Un giorno si trovarono così di fronte uno smilzo giovane ventinovenne dalle sopracciglia folte, e un elegante anziano bassotto portatore di un lauto ventre fasciato da un gilé bianco, attraversato da
una catena d'oro: un signore dal sorriso suasivo, a cui, a quanto si
diceva, non resistevano né prefetti, né Ministri, né Cardinali e nemmeno le belle donne.
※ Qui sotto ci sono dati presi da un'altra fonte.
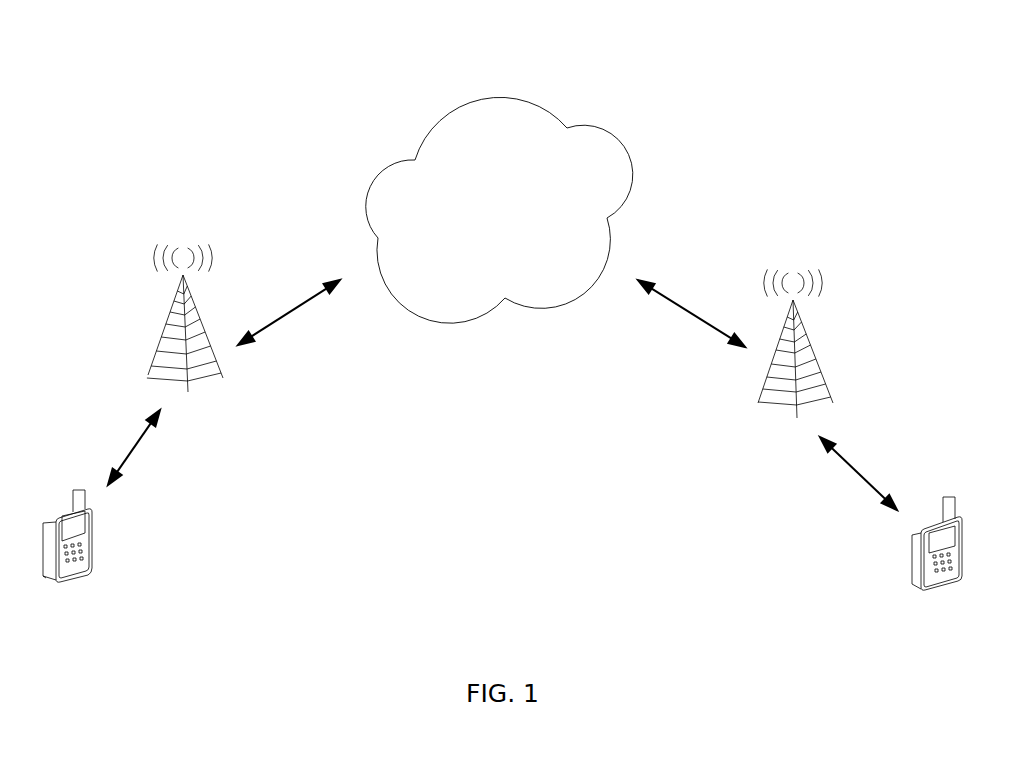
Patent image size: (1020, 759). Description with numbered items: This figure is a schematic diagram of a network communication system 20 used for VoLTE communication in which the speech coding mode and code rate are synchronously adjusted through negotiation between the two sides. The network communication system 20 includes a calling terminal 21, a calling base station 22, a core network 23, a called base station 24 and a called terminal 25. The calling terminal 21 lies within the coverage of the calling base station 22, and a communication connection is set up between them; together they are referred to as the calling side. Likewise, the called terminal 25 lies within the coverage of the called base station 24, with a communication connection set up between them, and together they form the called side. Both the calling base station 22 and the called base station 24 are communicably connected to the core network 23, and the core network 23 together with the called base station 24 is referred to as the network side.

The network communication system 20 is at (509, 41).
The calling terminal 21 is at (87, 542).
The calling base station 22 is at (207, 360).
The core network 23 is at (465, 305).
The called base station 24 is at (777, 388).
The called terminal 25 is at (920, 575).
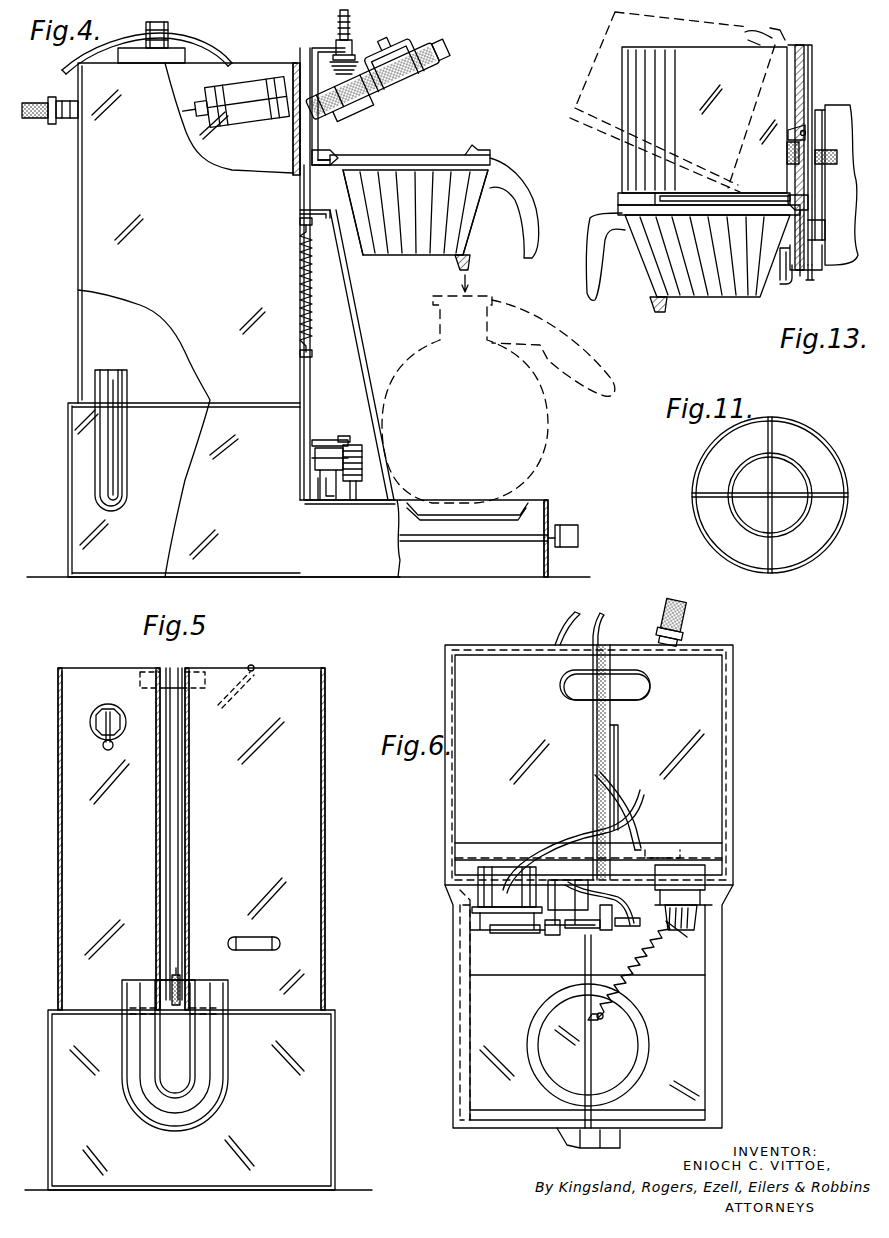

Senza molti preamboli — a parte le preliminari
formalità della cortesia civile nelle quali Giuseppe Toeplitz era maestro — l'uomo di piazza della Scala invitò Mattioli, il giovane studioso, a lasciare la Camera di Commercio (ove, disse, veniva sfruttato) e a optare per la Comit; non specificava il grado né precisava
l'entità del trattamento economico, pur sottolineando subito che alla
Comit era tutto un altro mondo e tutto, anche dal lato delle retribuzioni, sarebbe stato subito diverso.
All'amico funzionario Monfrini, sembrava che non ci fosse sicurezza al di fuori dello Stato e atteggiava la bocca ad una smorfia
amara, soffermandosi all'ipotesi d'un cedimento del nipote davanti
alle profferte di Toeplitz, di cui io non potei tacere il fascino e il
talento, attraverso i quali la Comit era da quindici anni in piena
ascesa, superando perfino la Guerra 1915-18, irta di pressioni e seduzioni politico-finanziarie, cui aveva per contro ceduto la Banca di
Sconto, legata agli Ansaldo e crollata miseramente nel 1921. Lo zio,
al quale dissi chiaro che non era il caso di esitare un istante, andò
via scontento e incerto borbottando tra i denti qualche cosa.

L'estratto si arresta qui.